Challenges in the analysis of pharmaceutical lentiviral vector products by orthogonal and complementary physical (nano)particle characterization techniques

Abstract

Lentiviral vectors (LVVs) are used as a starting material to generate chimeric antigen receptor (CAR) T cells. Therefore, LVVs need to be carefully analyzed to ensure safety, quality, and potency of the final product. We evaluated orthogonal and complementary analytical techniques for their suitability to characterize particulate matter (impurities and LVVs) in pharmaceutical LVV materials at development stage derived from suspension and adherent manufacturing processes. Microfluidic resistive pulse sensing (MRPS) with additional manual data fitting enabled the assessment of mode diameters for particles in the expected LVV size range in material from adherent production. LVV material from a suspension process, however, contained substantial amounts of particulate impurities which blocked MRPS cartridges. Sedimentation-velocity analytical ultracentrifugation (SV-AUC) resolved the LVV peak in material from adherent production well, whereas in more polydisperse samples from suspension production, presence of particulate impurities masked a potential signal assignable to LVVs. In interferometric light microscopy (ILM) and nanoparticle tracking analysis (NTA), lower size detection limits close to ∼ 70 nm resulted in an apparent peak in particle size distributions at the expected size for LVVs emphasizing the need to interpret these data with care.

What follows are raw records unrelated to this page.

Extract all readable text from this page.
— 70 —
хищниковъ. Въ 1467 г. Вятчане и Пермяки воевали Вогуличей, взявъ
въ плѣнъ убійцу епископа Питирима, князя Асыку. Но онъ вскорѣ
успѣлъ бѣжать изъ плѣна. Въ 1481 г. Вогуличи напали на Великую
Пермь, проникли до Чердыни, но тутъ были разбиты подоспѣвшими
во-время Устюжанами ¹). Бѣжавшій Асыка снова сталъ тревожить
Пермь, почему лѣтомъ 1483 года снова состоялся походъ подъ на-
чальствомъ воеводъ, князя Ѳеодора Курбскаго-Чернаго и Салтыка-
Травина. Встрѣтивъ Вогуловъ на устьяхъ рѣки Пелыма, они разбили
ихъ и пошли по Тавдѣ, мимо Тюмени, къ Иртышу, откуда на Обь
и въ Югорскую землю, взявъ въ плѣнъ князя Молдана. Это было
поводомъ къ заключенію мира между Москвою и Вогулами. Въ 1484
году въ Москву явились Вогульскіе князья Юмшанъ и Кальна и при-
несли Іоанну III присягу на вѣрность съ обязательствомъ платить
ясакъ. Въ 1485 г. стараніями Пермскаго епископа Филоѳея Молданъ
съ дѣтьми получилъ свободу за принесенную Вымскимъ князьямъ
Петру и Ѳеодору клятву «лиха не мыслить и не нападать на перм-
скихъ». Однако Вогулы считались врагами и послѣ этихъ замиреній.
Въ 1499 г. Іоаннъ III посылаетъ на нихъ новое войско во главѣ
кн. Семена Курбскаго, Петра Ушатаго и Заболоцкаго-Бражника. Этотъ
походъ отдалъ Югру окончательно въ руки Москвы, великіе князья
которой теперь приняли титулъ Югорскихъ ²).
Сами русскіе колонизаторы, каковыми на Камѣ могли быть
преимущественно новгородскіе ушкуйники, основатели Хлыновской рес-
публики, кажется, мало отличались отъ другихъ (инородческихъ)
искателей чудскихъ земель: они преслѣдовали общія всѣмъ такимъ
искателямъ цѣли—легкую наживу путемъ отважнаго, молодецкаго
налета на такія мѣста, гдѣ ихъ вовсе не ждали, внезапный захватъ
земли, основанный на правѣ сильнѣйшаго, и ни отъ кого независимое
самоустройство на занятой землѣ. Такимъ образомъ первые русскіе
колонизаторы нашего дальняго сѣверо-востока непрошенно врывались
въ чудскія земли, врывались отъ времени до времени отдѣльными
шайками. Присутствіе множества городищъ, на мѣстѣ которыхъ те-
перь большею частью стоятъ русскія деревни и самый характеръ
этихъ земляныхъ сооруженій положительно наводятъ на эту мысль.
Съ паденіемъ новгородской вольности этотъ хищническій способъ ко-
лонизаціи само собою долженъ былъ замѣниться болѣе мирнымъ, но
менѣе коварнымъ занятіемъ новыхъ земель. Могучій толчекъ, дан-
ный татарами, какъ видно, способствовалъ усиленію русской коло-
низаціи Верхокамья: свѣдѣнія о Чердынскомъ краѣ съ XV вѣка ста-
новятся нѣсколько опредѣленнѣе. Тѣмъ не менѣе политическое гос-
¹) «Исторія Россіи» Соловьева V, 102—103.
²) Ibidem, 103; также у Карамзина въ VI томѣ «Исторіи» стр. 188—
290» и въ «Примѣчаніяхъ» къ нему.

Interpretation of data from dynamic light scattering (DLS) was limited by insufficient size resolution and sample polydispersity. In conclusion, the analysis of LVV products manufactured at pharmaceutical scale with current state-of-the-art physical (nano)particle characterization techniques was challenging due to the presence of particulate impurities of heterogeneous size. Among the evaluated techniques, MRPS and SV-AUC were most promising yielding acceptable results at least for material from adherent production.

Keywords: Dynamic light scattering (DLS); Gene therapy; Impurities; Interferometric light microscopy (ILM); Lentiviral vector (LVV); Lentivirus particles; Microfluidic resistive pulse sensing (MRPS); Nanoparticle tracking analysis (NTA); Particle analysis; Sedimentation-velocity analytical ultracentrifugation (SV-AUC).